January 2023 Articles

Reentry

Mandy Brown · A Working Library ·

Writing about re-entering work after some time away (whether it be a week’s vacation or something longer).

She writes that we often come back to work with clearer eyes, a fresh perspective on our work and our workplace after time away.

…[P]art of what a lengthy break can do is rid you of the fog you summoned to blunt your peripheral vision, so you can now see clearly what’s missing or what’s broken.

It can be uncomfortable, that clearing away. It can be deeply unpleasant. But it’s also useful. It’s a sign of what you need to change. What I found was that when I gave myself permission to really feel that unpleasantness, when I didn’t try to get comfortable with it or avoid it, I opened some space to move: towards a reconfiguration or revision or reimagining of what my work was. Sometimes that meant laying tracks for a new role, sometimes it meant reshaping the role I was in; often it was something very small, a choice about which problems were mine to attend to and which belonged to someone else. Always it made a difference.

I was recently part of a tech layoff — my previous employer, Houzz, laid off 98 employees in mid-December. The most recent hires were let go (LIFO). As I’m applying to new position, I received this prompt today from Patagonia: “Tell me about the most exciting product launch of your career. What was your role? Describe the experience step by step.”

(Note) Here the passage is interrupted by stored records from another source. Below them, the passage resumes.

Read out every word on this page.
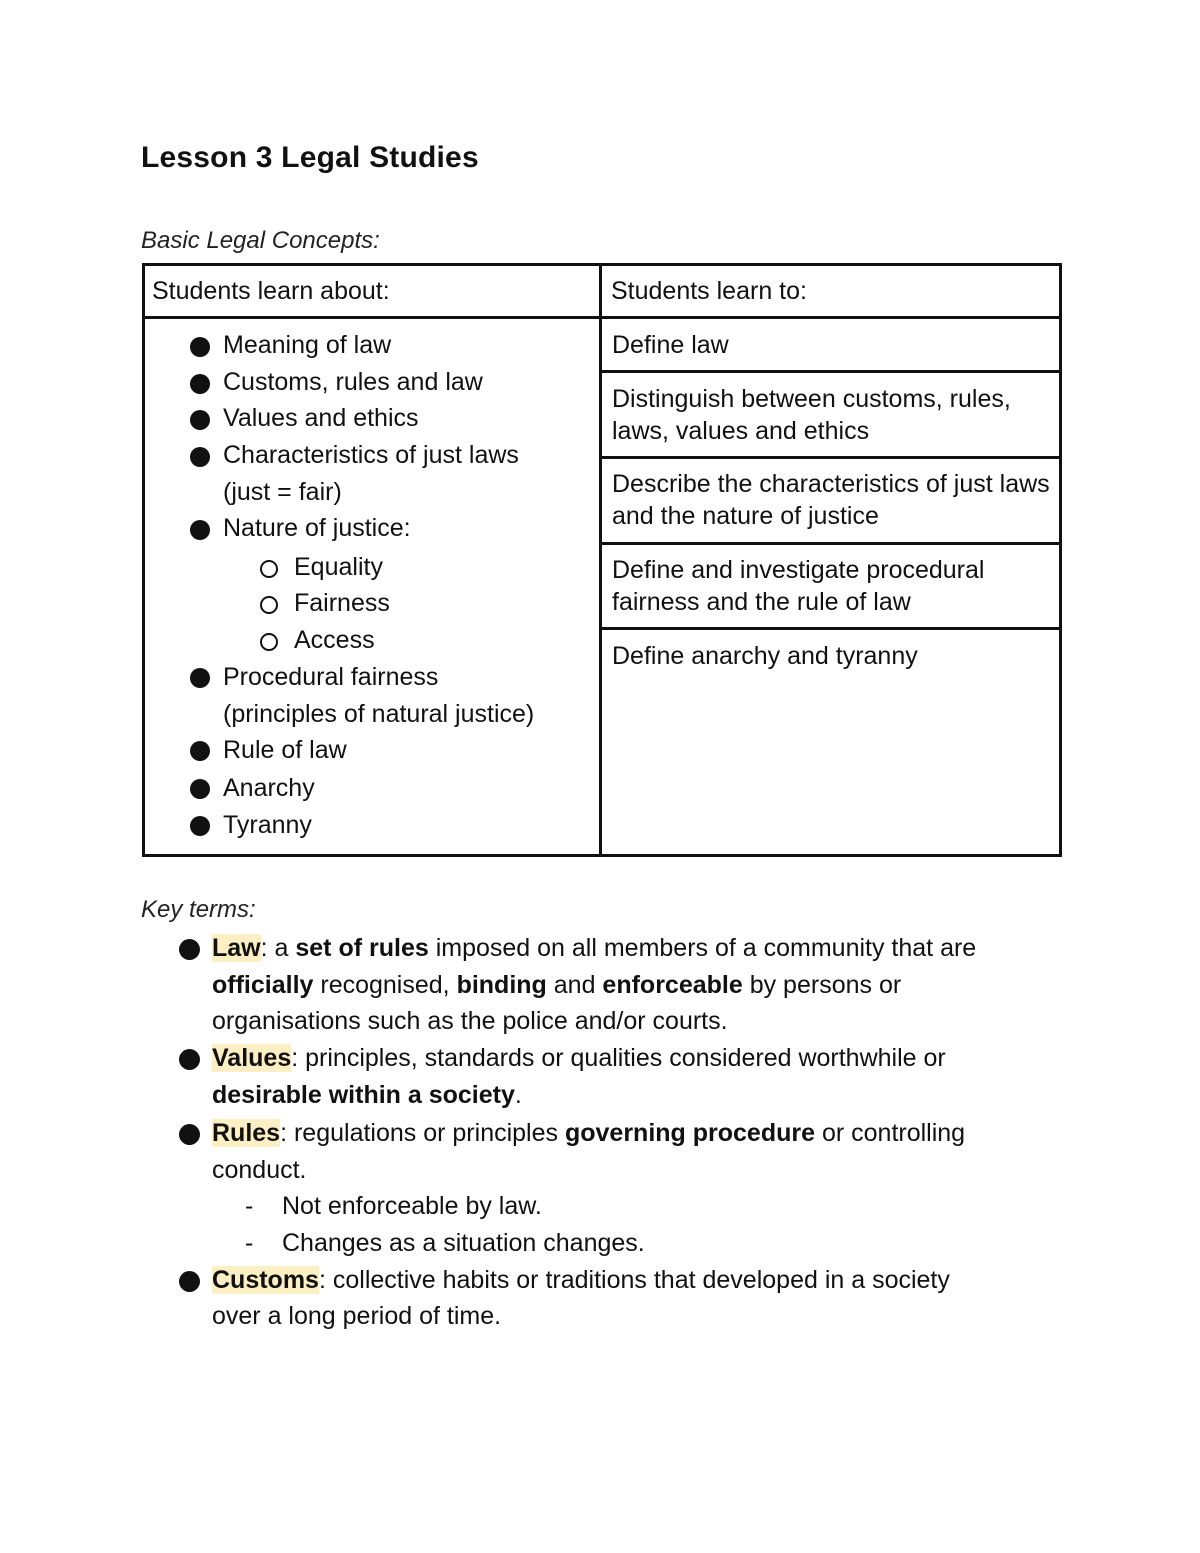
Lesson 3 Legal Studies

Basic Legal Concepts:

Students learn about:	Students learn to:
Meaning of law
Customs, rules and law
Values and ethics
Characteristics of just laws
(just = fair)
Nature of justice:
Equality
Fairness
Access
Procedural fairness
(principles of natural justice)
Rule of law
Anarchy
Tyranny
Define law
Distinguish between customs, rules, laws, values and ethics
Describe the characteristics of just laws and the nature of justice
Define and investigate procedural fairness and the rule of law
Define anarchy and tyranny

Key terms:

Law: a set of rules imposed on all members of a community that are
officially recognised, binding and enforceable by persons or
organisations such as the police and/or courts.
Values: principles, standards or qualities considered worthwhile or
desirable within a society.
Rules: regulations or principles governing procedure or controlling
conduct.
- Not enforceable by law.
- Changes as a situation changes.
Customs: collective habits or traditions that developed in a society
over a long period of time.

My response: The most exciting product launch of my career was the James Webb Space Telescope (JWST) which launched from French Guiana on December 25, 2022. I started as an intern in Systems Engineering, Mass Properties, on JWST in the summer of 2009. I was hired full time after graduating the following winter and became the lead Mass Properties engineer. I was responsible for maintaining a database of the mass of the spacecraft and its center of gravity as well as an inventory of the mass of each component part (to achieve orbit, a rocket can only lift so much mass). From there, I worked on the Alignments and Sunshield teams and the program for four years. We worked our way through challenges (too much mass in certain components, manufacturing tolerances that were too loose, and a deployments system that was high risk) as well as many successes (successful critical design reviews, prototype tests, and trade studies). I left Northrop Grumman to pursue a career in technology — I’ve loved building websites since I built my first in 2004, running for student government at UC San Diego. My father, also a Northrop Grumman, JWST team member, was in the launch control room supporting the deployments team when the rocket launched. He stayed in on Baltimore, Maryland until all the deployments were complete. So far in my career, my small contributions to that program will make the biggest differenece in human history.